Thanks for visiting my blog! MudBay World Wonders was created as an addendum to MudBay Musings as my personal way of celebrating God's magnificent creation by posting interesting stories and facts about our complex world.

Sunday, May 16, 2010

The Superb Lyrebird

photo of male Superb Lyrebird: copyright Hans and Judy Beste

Lyrebirds are ground-dwelling Australian birds, most noted for their ability to mimic natural and artificial sounds from their environment.  A lyrebird's call is a mixture of its own song and imitations of other songs and sounds. The bird's syrinx (vocal organ) is the most complexly-muscled of any songbird, giving the lyrebird the extraordinary ability to imitate almost any sound, including: various songbirds, flocks of birds, musical instruments, chainsaws, jackhammers, machinery of all kinds, car engines, car alarms, explosions, rifle-shots, fire alarms, camera shutters and motor drives, barking dogs, crying babies and the human voice. There are two species of lyrebird: the Superb Lyrebird and Albert's Lyrebird.

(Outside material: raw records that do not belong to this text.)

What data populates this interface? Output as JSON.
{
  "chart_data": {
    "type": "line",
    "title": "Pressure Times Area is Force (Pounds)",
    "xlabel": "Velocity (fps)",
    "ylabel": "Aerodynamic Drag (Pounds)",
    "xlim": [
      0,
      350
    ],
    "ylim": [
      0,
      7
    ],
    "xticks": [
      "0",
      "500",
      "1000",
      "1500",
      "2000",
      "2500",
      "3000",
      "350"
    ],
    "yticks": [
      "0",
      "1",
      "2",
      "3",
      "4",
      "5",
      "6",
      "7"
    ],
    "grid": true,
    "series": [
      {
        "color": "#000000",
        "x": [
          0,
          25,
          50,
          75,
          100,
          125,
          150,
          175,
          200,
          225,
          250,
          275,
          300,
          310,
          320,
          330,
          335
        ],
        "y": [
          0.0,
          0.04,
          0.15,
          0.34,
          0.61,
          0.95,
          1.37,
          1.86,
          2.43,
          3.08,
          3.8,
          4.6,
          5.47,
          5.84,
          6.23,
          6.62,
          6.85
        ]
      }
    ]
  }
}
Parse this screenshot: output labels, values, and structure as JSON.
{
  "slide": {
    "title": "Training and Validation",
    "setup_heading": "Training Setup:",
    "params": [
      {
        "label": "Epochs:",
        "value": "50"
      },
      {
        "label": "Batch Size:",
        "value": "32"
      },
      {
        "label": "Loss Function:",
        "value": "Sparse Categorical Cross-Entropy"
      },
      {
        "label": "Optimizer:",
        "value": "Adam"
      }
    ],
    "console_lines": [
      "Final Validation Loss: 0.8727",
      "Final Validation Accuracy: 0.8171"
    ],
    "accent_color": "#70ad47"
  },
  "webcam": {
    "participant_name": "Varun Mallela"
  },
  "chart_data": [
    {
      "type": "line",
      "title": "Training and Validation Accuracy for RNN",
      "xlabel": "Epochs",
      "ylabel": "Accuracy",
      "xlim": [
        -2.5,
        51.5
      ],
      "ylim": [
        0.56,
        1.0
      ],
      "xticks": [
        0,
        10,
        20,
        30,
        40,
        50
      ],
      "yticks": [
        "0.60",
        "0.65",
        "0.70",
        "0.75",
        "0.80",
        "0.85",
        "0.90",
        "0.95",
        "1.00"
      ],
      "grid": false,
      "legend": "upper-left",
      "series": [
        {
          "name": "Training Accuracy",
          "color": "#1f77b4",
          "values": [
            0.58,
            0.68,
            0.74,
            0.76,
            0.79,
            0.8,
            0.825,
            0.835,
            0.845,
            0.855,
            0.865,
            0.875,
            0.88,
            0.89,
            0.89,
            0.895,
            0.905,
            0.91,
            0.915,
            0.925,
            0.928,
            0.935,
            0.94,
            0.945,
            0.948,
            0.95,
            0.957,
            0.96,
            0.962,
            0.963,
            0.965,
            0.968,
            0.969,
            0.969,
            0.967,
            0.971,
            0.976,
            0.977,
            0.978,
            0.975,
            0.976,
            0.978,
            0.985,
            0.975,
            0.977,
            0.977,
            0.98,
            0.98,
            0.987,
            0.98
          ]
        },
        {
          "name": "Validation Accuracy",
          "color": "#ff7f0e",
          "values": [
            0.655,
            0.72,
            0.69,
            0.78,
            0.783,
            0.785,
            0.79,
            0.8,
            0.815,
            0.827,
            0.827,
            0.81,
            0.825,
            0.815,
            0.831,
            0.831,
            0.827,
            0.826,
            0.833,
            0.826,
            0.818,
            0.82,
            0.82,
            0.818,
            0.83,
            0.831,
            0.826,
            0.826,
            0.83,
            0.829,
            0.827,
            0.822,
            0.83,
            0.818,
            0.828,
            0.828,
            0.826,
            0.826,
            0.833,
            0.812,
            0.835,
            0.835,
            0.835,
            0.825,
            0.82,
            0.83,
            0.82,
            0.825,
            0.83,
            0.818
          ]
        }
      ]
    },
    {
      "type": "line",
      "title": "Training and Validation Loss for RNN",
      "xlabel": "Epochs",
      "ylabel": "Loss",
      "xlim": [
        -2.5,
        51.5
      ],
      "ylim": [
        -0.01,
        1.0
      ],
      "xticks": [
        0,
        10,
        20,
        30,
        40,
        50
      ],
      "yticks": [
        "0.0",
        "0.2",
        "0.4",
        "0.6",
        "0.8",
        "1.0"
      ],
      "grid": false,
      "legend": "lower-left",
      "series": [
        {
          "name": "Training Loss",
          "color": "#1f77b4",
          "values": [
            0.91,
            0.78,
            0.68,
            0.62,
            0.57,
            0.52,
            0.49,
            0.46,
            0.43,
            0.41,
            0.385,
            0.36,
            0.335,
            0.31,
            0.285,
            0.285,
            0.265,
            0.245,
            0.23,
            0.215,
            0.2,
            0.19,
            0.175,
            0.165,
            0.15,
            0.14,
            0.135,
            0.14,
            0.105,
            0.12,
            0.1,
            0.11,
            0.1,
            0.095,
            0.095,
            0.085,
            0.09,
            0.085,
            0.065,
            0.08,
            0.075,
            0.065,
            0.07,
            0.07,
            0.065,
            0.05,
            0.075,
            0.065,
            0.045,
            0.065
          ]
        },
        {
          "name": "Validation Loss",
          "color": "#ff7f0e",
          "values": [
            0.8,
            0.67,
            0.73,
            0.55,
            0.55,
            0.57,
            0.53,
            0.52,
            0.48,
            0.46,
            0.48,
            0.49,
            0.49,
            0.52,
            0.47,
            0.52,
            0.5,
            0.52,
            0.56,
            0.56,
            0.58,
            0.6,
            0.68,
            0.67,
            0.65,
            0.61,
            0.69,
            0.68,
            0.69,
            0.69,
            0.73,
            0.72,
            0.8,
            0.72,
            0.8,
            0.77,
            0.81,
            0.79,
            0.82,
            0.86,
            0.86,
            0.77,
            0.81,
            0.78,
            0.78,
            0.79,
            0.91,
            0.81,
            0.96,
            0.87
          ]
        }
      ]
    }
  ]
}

photo of male Superb Lyrebird: copyright Hans and Judy Beste

Cool Superb Lyrebird Facts:
  • The lyrebird is able to carry on two tunes at the same time
  • Males construct and maintain an open area mound in dense bush, on which they sing and dance in courtship
  • Females build an untidy nest close to the ground in a moist gully
  • Females lay a single egg and incubate the egg for over 50 days
  • When in danger, lyrebirds run rather than fly due to their awkwardness in flight
  • Lyrebirds have been seen to take refuge in wombat burrows, and firefighters taking shelter in mine shafts during bush fires have been joined by lyrebirds
  • A group of lyrebirds is called a musket
  • When in display, the male lyrebird's tail is carried up over his back as a shimmering fan, not in an upright lyre-shaped fashion
  • The female lyrebird lacks the elaborate plumes of highly modified tail feathers
photo of male Superb Lyrebird: Wikipedia Commons

Amazing Video Links:
For a video of "Chook" at the Adelaide Zoo imitating construction work, click here .
For a video of David Attenborough observing a lyrebird's repertoire in the wild, click here.

photo of male Superb Lyrebird: copyright by Ryan Wick, Creative Commons


  1. Oh, what a BEAUTIFUL bird! I LOVE those feathers... what an incredible gift G-d has given this creature ... indeed, yet another wonder in this magnificent world in which we live! Thank you, Catherine, as I have never known such a fabulous species existed!

  2. Incredible to listen & watch Chook! Thank you for this fascinating information.